O programa com o título retumbante "Profecia" estuda a evolução dos vírus para prever futuras mutações virais. O objetivo final é a criação de medicamentos e vacinas "preventivas" para doenças que podem ameaçar a humanidade no futuro. Os biólogos vão prever a evolução viral, é claro, não em modelos matemáticos, mas de uma forma completamente experimental. Na verdade, a agência estará envolvida na criação de vírus. Patógenos perigosos serão cultivados em laboratório e diagnosticados em todos os estágios das mutações pelas quais passam.
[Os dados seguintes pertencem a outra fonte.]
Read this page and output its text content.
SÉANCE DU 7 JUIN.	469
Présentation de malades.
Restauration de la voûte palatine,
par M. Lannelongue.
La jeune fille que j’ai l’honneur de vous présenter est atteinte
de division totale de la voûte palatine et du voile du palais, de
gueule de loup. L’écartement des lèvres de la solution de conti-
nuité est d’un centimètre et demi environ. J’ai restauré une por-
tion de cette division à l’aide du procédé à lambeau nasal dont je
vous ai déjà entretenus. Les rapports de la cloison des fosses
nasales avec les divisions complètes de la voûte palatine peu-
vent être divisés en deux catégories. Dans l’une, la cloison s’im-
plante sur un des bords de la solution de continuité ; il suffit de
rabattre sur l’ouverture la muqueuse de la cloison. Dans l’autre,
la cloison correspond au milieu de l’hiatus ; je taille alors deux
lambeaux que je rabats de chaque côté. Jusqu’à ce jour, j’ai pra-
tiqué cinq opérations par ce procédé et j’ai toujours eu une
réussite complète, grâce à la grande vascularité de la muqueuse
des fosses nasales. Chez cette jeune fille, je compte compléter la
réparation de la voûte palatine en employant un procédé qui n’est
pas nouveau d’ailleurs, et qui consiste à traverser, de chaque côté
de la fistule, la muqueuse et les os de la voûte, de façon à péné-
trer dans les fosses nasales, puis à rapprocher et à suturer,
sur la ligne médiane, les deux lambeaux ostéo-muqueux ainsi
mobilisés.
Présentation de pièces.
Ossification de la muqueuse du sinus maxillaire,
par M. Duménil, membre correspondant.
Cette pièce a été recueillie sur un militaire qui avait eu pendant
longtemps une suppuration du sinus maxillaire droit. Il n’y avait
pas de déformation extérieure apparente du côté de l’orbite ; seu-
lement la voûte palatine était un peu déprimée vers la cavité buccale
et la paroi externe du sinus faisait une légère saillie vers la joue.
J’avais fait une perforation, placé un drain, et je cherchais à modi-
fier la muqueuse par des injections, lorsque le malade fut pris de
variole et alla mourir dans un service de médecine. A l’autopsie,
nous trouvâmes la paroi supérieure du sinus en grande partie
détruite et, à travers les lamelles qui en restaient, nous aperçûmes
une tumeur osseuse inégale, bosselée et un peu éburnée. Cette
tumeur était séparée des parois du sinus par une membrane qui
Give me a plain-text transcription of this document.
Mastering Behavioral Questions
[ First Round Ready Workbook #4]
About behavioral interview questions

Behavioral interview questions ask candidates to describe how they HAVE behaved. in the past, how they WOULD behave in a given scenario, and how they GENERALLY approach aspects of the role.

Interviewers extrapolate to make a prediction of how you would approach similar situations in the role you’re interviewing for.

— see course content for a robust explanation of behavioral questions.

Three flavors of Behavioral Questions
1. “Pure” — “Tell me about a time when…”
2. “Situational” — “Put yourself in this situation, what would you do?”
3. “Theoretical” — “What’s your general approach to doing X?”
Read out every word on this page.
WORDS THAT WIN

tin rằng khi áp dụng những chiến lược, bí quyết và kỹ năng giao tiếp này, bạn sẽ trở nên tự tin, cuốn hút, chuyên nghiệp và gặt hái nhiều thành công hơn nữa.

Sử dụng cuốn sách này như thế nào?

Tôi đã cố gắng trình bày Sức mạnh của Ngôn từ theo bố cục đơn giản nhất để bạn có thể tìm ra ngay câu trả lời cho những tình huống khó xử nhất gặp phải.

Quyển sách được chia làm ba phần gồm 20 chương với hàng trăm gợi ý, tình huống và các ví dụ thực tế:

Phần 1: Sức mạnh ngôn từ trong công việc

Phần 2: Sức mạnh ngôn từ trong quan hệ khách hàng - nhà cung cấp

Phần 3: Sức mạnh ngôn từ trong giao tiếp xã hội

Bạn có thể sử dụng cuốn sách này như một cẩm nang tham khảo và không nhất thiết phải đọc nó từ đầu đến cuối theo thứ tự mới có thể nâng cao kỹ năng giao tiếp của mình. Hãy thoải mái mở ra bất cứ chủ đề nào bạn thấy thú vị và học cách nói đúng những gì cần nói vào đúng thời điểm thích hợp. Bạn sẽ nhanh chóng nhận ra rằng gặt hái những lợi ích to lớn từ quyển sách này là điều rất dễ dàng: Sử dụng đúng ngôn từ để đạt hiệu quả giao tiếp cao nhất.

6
Com base nessas informações, será possível prever em que direção essa ou aquela doença comum irá evoluir. Os virologistas observam humildemente que em condições de laboratório tentarão repetir apenas as "mutações virais que já ocorreram naturalmente e estão documentadas" - provavelmente para convencê-los de que não criarão acidentalmente um vírus que nem mesmo existe no planeta de forma natural meio ambiente. …
Quando questionado sobre o que o escritório de biotecnologia tem como Santo Graal, o diretor da DARPA resumiu: “Esta é uma nova classe de materiais com propriedades que nunca teríamos recebido antes. Esta é uma nova maneira de interagir com o cérebro humano e resolver os mistérios das funções cognitivas. E estamos confiantes de que já existem técnicas que nos permitirão superar a propagação de doenças infecciosas."